Reko Diq set for financial closure by month-end

By Khalid Mustafa
September 11, 2025
An image of the Reko Diq mines in Balochistan. — APP/File
An image of the Reko Diq mines in Balochistan. — APP/File

ISLAMABAD: In a landmark development for Pakistan’s mining and investment landscape, the long-delayed Reko Diq copper and gold project is now poised to achieve financial closure by the end of September or early October, top officials confirmed.

The project, located in Balochistan’s Chagai district, is expected to bring in $74 billion in free cash flows over its 37-year life and is widely regarded as a cornerstone of Pakistan’s future economic strategy.

The Annual General Meetings and Boards of Directors of the three state-owned stakeholders—OGDCL, PPL and GHPL—formally approved $715 million in project costs, bringing the total to $7.48 billion. The increase reflects conservative assessments by lenders who have factored in inflationary pressures, global commodity volatility and additional contingency requirements. However, officials have stated that the project will still aim to be executed within the original cost estimate of $6.765 billion, thanks to tight cost controls and operational efficiencies.

Construction of the Reko Diq project is scheduled to begin in December 2025, with commercial operations targeted for 2028. The project’s financial model is structured around a 50:50 equity-to-debt ratio, allowing both local and international stakeholders to invest without over-leveraging. The Reko Diq Mining Company (RDMC), a special-purpose vehicle established to execute the project, includes a balanced partnership between Barrick Gold Corporation and the governments of Pakistan and Balochistan.

Barrick Gold, the lead operator and foreign investor, holds a 50 percent stake in the RDMC. The remaining 50 percent is split equally between the Government of Pakistan (through OGDCL, PPL and GHPL) and the Government of Balochistan, which holds a 25 percent stake, including a 10 percent free-carried interest and 15 percent fully funded share backed by the federal government. This arrangement allows Balochistan to benefit from the project without incurring financial liability, ensuring local participation and revenue sharing.

The project has attracted substantial international financial backing. The International Finance Corporation (IFC), part of the World Bank Group, has committed $700 million in funding, which includes a $400 million subordinated loan secured entirely on the balance sheets of the Pakistani SOEs—without any sovereign guarantees. This is considered a breakthrough in structuring large-scale financing while avoiding additional government debt.
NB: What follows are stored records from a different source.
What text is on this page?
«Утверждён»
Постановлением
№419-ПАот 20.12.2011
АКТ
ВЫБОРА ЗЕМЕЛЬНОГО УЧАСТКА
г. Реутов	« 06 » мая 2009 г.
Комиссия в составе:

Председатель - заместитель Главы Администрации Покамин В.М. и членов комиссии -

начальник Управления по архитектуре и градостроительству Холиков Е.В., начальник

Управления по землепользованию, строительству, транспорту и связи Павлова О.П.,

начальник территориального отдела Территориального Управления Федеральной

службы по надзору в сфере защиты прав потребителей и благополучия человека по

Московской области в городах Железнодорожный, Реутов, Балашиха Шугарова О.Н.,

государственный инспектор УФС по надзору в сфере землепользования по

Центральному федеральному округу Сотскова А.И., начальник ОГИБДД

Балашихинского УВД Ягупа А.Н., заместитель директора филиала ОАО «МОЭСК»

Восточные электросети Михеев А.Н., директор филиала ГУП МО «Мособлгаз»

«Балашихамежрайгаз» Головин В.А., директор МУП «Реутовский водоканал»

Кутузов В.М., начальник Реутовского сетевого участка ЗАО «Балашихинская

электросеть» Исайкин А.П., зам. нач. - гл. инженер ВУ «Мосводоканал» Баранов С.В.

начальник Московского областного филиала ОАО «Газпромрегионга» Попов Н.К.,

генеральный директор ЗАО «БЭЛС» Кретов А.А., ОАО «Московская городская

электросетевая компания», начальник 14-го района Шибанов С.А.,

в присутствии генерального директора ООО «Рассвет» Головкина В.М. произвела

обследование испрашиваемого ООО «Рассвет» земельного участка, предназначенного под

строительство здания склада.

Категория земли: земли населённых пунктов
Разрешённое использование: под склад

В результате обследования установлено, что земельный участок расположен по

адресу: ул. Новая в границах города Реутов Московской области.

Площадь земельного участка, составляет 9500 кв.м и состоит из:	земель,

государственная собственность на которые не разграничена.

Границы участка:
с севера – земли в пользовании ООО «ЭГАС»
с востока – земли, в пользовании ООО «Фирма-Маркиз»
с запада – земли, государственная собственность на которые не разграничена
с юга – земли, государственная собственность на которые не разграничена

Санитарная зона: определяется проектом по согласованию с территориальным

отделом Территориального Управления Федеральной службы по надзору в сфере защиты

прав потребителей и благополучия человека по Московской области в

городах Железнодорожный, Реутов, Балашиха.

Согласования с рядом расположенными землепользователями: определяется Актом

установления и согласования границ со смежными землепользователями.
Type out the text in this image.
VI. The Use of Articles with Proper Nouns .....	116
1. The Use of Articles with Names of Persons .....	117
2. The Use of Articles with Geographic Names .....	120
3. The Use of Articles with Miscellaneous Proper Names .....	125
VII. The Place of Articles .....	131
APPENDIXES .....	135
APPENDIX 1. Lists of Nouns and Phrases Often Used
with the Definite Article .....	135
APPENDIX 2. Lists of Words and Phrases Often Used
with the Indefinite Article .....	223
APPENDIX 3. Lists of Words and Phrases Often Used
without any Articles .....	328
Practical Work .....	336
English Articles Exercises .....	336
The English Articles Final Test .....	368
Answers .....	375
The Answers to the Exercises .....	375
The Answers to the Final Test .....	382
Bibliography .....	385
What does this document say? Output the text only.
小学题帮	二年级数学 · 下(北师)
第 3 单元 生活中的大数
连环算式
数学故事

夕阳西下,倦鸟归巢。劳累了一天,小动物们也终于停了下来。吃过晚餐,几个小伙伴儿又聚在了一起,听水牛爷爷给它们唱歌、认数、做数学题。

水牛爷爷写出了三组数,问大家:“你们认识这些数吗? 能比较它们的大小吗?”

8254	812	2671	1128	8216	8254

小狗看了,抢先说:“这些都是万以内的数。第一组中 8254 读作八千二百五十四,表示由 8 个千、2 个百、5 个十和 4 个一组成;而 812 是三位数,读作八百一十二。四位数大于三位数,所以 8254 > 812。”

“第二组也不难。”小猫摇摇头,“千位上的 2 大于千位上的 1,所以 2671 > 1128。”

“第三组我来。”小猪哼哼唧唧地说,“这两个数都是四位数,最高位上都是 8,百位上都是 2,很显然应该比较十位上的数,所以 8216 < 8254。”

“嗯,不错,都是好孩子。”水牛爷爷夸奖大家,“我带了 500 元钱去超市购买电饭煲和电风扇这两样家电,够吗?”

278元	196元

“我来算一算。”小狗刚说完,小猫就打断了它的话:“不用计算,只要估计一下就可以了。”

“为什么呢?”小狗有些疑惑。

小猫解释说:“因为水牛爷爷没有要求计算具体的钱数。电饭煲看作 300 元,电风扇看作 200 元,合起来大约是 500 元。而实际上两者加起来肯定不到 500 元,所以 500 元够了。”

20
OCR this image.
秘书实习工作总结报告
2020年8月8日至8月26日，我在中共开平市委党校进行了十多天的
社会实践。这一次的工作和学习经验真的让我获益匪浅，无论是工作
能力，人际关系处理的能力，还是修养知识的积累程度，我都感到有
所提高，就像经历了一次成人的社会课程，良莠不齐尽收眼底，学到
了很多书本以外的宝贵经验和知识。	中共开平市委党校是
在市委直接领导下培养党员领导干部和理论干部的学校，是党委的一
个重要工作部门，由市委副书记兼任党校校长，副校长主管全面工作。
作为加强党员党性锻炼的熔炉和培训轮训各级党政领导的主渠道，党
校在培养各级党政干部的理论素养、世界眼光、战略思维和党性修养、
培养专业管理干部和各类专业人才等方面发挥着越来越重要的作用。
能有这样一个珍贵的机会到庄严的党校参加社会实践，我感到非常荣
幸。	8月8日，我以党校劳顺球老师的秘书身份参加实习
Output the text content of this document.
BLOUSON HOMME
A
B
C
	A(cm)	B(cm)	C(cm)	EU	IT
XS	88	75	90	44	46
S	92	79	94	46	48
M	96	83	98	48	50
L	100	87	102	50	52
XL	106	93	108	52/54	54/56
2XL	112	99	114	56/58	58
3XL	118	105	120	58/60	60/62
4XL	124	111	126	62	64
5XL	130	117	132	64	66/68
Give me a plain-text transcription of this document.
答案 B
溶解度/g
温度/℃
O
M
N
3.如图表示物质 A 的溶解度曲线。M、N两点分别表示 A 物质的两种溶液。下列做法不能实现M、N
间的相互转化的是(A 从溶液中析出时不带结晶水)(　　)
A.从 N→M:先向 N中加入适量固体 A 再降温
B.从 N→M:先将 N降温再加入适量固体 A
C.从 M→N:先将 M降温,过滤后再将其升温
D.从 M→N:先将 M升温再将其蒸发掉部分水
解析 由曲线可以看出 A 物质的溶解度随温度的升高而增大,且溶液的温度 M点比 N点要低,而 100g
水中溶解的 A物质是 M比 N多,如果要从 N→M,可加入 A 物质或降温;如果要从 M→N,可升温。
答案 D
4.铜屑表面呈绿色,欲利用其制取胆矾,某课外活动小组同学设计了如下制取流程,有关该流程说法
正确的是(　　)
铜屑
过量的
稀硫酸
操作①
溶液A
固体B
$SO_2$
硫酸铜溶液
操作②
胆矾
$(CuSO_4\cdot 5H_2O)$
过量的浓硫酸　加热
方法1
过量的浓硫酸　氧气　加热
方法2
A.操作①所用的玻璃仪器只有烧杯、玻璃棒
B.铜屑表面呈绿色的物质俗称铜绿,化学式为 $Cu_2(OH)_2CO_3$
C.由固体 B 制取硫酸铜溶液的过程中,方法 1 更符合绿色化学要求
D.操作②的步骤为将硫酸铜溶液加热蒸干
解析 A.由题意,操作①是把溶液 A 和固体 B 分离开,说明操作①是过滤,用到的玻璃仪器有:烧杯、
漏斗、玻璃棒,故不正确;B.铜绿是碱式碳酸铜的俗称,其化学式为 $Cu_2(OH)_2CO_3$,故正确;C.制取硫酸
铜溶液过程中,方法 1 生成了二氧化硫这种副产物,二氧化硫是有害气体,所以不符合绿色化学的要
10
Adding to this momentum, the Asian Development Bank (ADB) has approved a $300 million loan, marking its first mining-sector financing in over 40 years. The ADB has also extended a $110 million credit guarantee to the Government of Balochistan to strengthen its stake and protect against potential risks.

Meanwhile, discussions with US EXIM Bank, Export Development Canada, and Japan Bank for International Cooperation (JBIC) are in advanced stages, with more financial commitments expected soon.

In a complementary infrastructure boost, the RDMC has committed to providing $350-400 million in bridge financing for the upgrade of Pakistan Railways’ Main Line-2 (ML-2) and Main Line-3 (ML-3). These rail lines will connect the Reko Diq mine to Port Qasim, ensuring seamless transportation of minerals for export. Pakistan Railways is expected to complete the upgrade before the mine becomes operational in 2028.

“This isn’t just a mining project—it’s a transformational economic engine for Pakistan,” a senior official involved in the deal told this scribe. “Reko Diq will redefine the way we approach large-scale resource development, both financially and socially.” Once financial closure is officially reached, work will begin on contractor mobilisation, equipment procurement, and site development—setting the stage for what could be Pakistan’s most successful public-private partnership in decades.